No I don't, and it's wild because I double checked what I wrote and I absolutely did not say that. If you really need it spelled out, the homeless people in LA would just be handed the keys for the empty houses and apartments inside of LA that outnumber them (and - gasp - some of those are even non-cabin vacation homes, trust me those actually exist).

You can smugly pretend that anything less than your one idea is inhumane so we shouldn't do anything to help anyone, but why not advocate for any solution that can help people?
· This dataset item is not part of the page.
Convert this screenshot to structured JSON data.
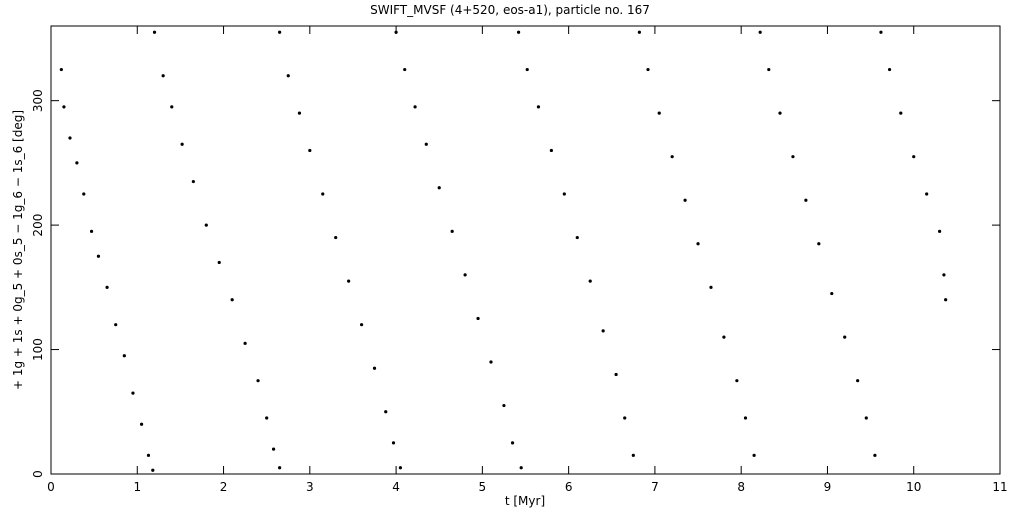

This is really getting away from you. My "thing" or "one idea" (lol) is to actually end homelessness by giving homes to people that don't have them - it's actually a really simple idea that can be implemented immediately since we already have more than enough housing for everyone. I am not "pretending like anything less than that is inhumane," I'm directly saying that stacking people into the smallest possible living spaces is inhumane; I definitely wouldn't want to live in 100sqft with shared plumbing, and you wouldn't either.

You're all over this thread talking about "doing both", but no one's biting because your idea is bad - it's more complicated and expensive to build a bunch of pods or tents or tiny homes or whatever than it is to just hand the keys of already constructed empty places over to people who need shelter. And further, your idea does nothing to change the societal relationship towards housing, which means the conditions that create homelessness are reinforced - there's a reason why every city that deploys some unorthodox housing arrangement still fucking has homeless people!

Why not do both? Why not advocate for "any solution"? Why not "do SOMETHING"? Because a solution already exists that is easy, effective, and well within the existing powers and legal framework of the current state.